Le président de la formation de jugement a dispensé le rapporteur public, sur sa proposition, de prononcer des conclusions à l'audience.
Les parties ont été régulièrement averties du jour de l'audience.
Le rapport de Mme D... A..., première conseillère, a été entendu au cours de l'audience publique.
Considérant ce qui suit :
1. Mme E..., ressortissante de la République démocratique du Congo née le 29 mars 1996, a mis au monde le 1er février 2016 à Gonesse (Val-d'Oise) une petite fille, qui a été reconnue par un ressortissant français le 14 juin de la même année. Elle a présenté, le 26 décembre 2016, une demande de carte de séjour temporaire portant la mention " vie privée et familiale " en qualité de mère d'un enfant français, sur le fondement des dispositions du 6° de l'article L. 313-11 du code de l'entrée et du séjour des étrangers et du droit d'asile. Par un arrêté du 3 avril 2018, le préfet de l'Oise a refusé de lui délivrer un titre de séjour, a assorti ce refus d'une obligation de quitter le territoire français dans un délai de trente jours et a désigné la République démocratique du Congo comme pays de renvoi. Mme E... fait appel du jugement du 26 juin 2018 par lequel le tribunal administratif d'Amiens a rejeté sa demande tendant à l'annulation de cet arrêté.
2. En premier lieu, aux termes de l'article L. 313-11 du code de l'entrée et du séjour des étrangers et du droit d'asile : " Sauf si sa présence constitue une menace pour l'ordre public, la carte de séjour temporaire portant la mention " vie privée et familiale " est délivrée de plein droit : (...) 6° A l'étranger ne vivant pas en état de polygamie, qui est père ou mère d'un enfant français mineur résidant en France, à la condition qu'il établisse contribuer effectivement à l'entretien et à l'éducation de l'enfant dans les conditions prévues par l'article 371-2 du code civil depuis la naissance de celui-ci ou depuis au moins deux ans, sans que la condition prévue à l'article L. 313-2 soit exigée (...) ". Aux termes de l'article L. 511-4 du même code : " Ne peuvent faire l'objet d'une obligation de quitter le territoire français : (...) 6° L'étranger ne vivant pas en état de polygamie, qui est père ou mère d'un enfant français mineur résidant en France, à la condition qu'il établisse contribuer effectivement à l'entretien et à l'éducation de l'enfant dans les conditions prévues par l'article 371-2 du code civil depuis la naissance de celui-ci ou depuis au moins deux ans (...) ".
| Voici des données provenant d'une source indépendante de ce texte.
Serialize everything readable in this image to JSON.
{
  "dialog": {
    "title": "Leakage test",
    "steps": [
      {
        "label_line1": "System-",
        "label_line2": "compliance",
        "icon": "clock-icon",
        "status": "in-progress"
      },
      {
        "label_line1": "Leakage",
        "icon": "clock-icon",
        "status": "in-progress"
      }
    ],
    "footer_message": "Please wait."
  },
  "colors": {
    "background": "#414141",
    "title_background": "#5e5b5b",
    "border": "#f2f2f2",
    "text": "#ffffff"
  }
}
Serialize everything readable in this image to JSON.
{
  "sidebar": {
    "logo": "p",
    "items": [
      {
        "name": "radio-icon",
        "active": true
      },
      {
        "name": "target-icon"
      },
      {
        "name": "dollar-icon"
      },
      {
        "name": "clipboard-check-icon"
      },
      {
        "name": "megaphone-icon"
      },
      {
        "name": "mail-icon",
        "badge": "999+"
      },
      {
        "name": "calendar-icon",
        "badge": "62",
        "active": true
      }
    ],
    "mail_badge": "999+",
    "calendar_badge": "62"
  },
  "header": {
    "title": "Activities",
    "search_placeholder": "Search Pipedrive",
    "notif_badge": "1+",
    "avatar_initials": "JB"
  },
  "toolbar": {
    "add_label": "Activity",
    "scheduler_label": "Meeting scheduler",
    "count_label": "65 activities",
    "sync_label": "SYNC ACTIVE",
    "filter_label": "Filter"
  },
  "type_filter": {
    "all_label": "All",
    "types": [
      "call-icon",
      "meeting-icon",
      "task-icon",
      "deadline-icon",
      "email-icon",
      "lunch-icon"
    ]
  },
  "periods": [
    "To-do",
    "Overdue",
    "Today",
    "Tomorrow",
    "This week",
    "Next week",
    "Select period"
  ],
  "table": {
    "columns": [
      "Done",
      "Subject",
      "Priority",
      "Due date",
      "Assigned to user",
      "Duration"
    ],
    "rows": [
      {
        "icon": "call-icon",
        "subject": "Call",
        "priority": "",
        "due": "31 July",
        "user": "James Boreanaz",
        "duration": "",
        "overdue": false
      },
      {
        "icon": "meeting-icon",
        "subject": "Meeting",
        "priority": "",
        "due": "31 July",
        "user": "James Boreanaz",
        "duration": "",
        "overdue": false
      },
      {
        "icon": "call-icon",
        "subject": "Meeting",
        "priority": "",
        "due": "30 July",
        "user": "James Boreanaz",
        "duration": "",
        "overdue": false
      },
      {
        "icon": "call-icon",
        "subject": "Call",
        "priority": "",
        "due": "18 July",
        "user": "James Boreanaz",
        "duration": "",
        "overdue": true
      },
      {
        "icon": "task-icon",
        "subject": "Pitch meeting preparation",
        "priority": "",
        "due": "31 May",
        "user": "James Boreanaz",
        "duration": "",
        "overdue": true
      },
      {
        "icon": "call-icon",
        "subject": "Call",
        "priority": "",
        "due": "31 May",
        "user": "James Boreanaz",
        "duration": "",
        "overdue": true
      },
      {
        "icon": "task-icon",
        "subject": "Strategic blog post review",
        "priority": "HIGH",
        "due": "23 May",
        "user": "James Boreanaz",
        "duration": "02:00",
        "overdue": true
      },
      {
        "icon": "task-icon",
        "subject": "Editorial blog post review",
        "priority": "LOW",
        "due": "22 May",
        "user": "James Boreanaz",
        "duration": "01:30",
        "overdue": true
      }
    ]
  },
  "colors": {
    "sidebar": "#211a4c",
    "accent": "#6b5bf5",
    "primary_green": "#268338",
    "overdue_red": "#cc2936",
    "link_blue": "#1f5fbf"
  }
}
3. D'une part, il ressort des pièces du dossier que le préfet de l'Oise, en recherchant si l'auteur de la reconnaissance de paternité de l'enfant contribuait effectivement à l'entretien et à l'éducation de la fillette, a seulement entendu déterminer, au regard d'un faisceau d'indices, le but réel de cette reconnaissance de paternité, sans subordonner la délivrance du titre de séjour sollicité par Mme E... à la condition, non prévue par le 6° de l'article L. 313-11 du code de l'entrée et du séjour des étrangers et du droit d'asile, de la participation de l'autre parent à l'entretien et à l'éducation de l'enfant.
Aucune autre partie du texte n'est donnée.